The Indian went to Julio who lay on his back, breathing in shallow gasps.
Julio’s vision was blurring. He knew he was dying and it filled him with such fear he cried out for his mother. Blood foamed at his mouth. Then a shadow swarmed in front of him, solidified, and appeared to him as a black-garbed priest. He recognized the face of Father Michael from the Rio Chama de Milagro Shrine. He reached out with a hand and grasped the crucifix Father Michael dangled before him. His courage welled up. Though his life was over, he knew his soul could be saved. “Father, forgive me, I have sinned,” he rasped.

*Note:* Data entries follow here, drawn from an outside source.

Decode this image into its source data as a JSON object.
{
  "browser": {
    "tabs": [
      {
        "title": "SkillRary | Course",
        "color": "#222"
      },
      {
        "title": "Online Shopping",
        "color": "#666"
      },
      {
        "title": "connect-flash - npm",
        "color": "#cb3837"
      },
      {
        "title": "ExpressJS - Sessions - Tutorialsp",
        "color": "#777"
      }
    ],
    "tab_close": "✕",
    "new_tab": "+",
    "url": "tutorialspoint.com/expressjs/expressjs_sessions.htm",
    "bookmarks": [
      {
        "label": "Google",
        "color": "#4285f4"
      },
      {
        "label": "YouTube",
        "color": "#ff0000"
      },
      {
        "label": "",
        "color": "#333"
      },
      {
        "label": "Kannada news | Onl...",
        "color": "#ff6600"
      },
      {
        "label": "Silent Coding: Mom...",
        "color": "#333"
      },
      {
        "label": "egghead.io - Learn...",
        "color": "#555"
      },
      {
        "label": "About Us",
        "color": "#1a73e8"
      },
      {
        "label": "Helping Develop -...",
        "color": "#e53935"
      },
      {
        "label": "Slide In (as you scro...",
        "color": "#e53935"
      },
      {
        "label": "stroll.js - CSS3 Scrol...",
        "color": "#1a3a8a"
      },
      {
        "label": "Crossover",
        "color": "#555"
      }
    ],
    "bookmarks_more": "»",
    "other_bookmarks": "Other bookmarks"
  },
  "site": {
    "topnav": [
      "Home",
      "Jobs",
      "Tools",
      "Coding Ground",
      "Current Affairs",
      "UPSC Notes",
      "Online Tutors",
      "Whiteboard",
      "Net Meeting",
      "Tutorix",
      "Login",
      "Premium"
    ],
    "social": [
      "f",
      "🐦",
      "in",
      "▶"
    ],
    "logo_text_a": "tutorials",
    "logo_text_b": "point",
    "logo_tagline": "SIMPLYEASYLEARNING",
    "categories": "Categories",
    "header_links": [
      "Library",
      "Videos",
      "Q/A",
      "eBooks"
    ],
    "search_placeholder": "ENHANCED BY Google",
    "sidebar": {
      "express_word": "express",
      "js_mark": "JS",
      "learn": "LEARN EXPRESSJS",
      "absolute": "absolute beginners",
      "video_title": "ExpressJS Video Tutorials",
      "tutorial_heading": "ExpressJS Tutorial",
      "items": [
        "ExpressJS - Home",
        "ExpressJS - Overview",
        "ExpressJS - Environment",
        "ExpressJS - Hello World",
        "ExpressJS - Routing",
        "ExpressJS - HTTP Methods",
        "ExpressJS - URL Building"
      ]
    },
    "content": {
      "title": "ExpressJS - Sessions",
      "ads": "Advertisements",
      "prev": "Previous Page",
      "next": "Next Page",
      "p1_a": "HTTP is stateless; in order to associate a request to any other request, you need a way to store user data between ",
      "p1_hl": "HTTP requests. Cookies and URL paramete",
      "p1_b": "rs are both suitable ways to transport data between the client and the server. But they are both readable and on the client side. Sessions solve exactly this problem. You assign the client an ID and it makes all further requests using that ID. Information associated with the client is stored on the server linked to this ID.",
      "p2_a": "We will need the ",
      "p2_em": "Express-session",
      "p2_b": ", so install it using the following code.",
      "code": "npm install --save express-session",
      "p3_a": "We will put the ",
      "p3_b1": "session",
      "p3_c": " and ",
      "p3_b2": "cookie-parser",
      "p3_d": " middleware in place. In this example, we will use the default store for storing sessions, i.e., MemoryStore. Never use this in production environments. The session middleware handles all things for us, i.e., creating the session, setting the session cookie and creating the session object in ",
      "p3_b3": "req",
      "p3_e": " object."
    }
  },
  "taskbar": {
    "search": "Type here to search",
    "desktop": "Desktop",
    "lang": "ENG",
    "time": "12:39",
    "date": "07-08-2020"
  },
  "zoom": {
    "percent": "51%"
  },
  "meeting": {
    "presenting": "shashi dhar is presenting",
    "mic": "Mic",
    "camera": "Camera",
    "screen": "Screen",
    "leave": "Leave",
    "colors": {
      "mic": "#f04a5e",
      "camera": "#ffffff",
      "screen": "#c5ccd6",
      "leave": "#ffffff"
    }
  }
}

“Do you admit freely of your wrong doings, my son?”
The dying man nodded.
The priest intoned the Penance. “God the Father of mercies, through the death and resurrection of his Son, has reconciled the world to himself and sent the Holy Spirit among us for the forgiveness of sins; through the ministry of the Church may God give you pardon and peace, and I absolve you from your sins in the name of the Father, and of the Son, and of the Holy Spirit.”
Julio’s hands squeezed the cross once then collapsed on the rocks.